そんなやりとりを思い出して、少なくとも僕はあいつが遺書に残した文句だけはおぼろげながら理解することが出来た。あいつは自分のモットーをその遺書に書き残したのだ。
けれどもなぜあいつが自殺したのかは、わかったようなわからないようなという他ない。走り続けることに疲れたのだろうか、という仮説が一つ成り立つだろう。実際走り続けることは疲れる。走り続けなければならないという焦燥感に駆られて自殺に陥ったということは、状況から考えて成り立つ仮説の一つだった。しかし僕は気に食わない。あいつが走り続けることに疲れて自殺しただなんて納得は、僕には虫唾が走るほど気に食わないことだった。あいつはバカじゃない。どうしても疲れてしまったのなら、どうしても走り続けることが出来なくなってしまったのなら、少なくとも誰かに助けを求めることくらいは出来たはずだ。あいつの隣には僕がいた。僕のほかにも友人はたくさんいた。先生もいたし両親もいた。あいつは助けを求めようと思うならいくらでも求められたし、助けを求めることを固辞するような奴ではなかった。
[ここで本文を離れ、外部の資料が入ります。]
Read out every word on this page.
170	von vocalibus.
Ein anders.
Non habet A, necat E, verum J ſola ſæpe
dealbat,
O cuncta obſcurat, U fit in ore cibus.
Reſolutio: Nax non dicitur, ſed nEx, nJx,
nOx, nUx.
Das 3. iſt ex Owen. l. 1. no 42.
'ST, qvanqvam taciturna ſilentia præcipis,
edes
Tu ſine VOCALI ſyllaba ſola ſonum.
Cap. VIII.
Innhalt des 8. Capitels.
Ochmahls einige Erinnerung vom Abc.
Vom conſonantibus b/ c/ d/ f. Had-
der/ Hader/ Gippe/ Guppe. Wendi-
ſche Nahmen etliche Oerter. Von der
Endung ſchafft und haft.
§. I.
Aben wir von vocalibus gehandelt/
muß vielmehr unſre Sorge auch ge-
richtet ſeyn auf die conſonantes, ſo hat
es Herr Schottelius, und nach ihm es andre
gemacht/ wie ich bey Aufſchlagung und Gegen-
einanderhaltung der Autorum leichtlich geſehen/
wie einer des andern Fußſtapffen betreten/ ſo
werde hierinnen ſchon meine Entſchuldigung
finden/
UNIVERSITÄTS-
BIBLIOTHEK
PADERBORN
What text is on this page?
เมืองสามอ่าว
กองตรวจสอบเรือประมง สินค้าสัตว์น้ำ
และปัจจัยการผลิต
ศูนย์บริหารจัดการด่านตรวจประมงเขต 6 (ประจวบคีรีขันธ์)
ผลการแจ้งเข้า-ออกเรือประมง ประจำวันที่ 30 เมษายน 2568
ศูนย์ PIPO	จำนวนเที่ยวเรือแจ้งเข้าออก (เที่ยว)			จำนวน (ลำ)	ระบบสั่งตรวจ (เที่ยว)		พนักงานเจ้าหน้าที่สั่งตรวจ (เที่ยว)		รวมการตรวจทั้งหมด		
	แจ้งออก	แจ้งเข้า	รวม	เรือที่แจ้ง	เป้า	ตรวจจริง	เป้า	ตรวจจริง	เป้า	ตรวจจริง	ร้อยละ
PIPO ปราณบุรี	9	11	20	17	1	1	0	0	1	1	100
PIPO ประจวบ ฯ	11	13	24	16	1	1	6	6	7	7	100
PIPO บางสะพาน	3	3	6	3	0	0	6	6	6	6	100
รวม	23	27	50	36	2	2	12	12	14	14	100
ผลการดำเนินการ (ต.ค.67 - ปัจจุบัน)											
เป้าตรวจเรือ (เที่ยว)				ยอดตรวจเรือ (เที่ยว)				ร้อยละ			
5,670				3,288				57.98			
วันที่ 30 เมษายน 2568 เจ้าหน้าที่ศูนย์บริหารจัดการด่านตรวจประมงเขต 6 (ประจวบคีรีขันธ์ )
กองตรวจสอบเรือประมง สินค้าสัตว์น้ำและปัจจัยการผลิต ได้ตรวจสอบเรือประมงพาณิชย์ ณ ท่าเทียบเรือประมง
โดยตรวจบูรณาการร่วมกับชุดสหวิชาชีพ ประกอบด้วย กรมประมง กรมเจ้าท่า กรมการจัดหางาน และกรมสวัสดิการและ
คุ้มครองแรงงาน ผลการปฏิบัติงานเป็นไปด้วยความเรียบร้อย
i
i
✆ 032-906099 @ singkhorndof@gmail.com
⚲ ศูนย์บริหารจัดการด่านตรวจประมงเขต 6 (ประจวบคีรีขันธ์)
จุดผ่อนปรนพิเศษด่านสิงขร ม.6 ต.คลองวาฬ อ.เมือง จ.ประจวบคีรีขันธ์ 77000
ならば一体なぜあいつは死んだのだろう。それは正直に言って僕にはわからない。もう一度会うことができるのなら聞いてみたいものだけど、残念ながらそれは出来ない。仕方がないので、僕は基本的に考えないことにした。そもそもあいつは僕なんかが考慮することのできる相手じゃないのだ。あいつの死だって理解できるわけがない。あいつは死んだ。ただそれだけだ。
けれどもあいつのために一言だけいうことが許されるのなら、あいつは走り続けて死んだということだけは間違いない。あいつは有言実行のごとく、走って走って走り続けて死んだのだ。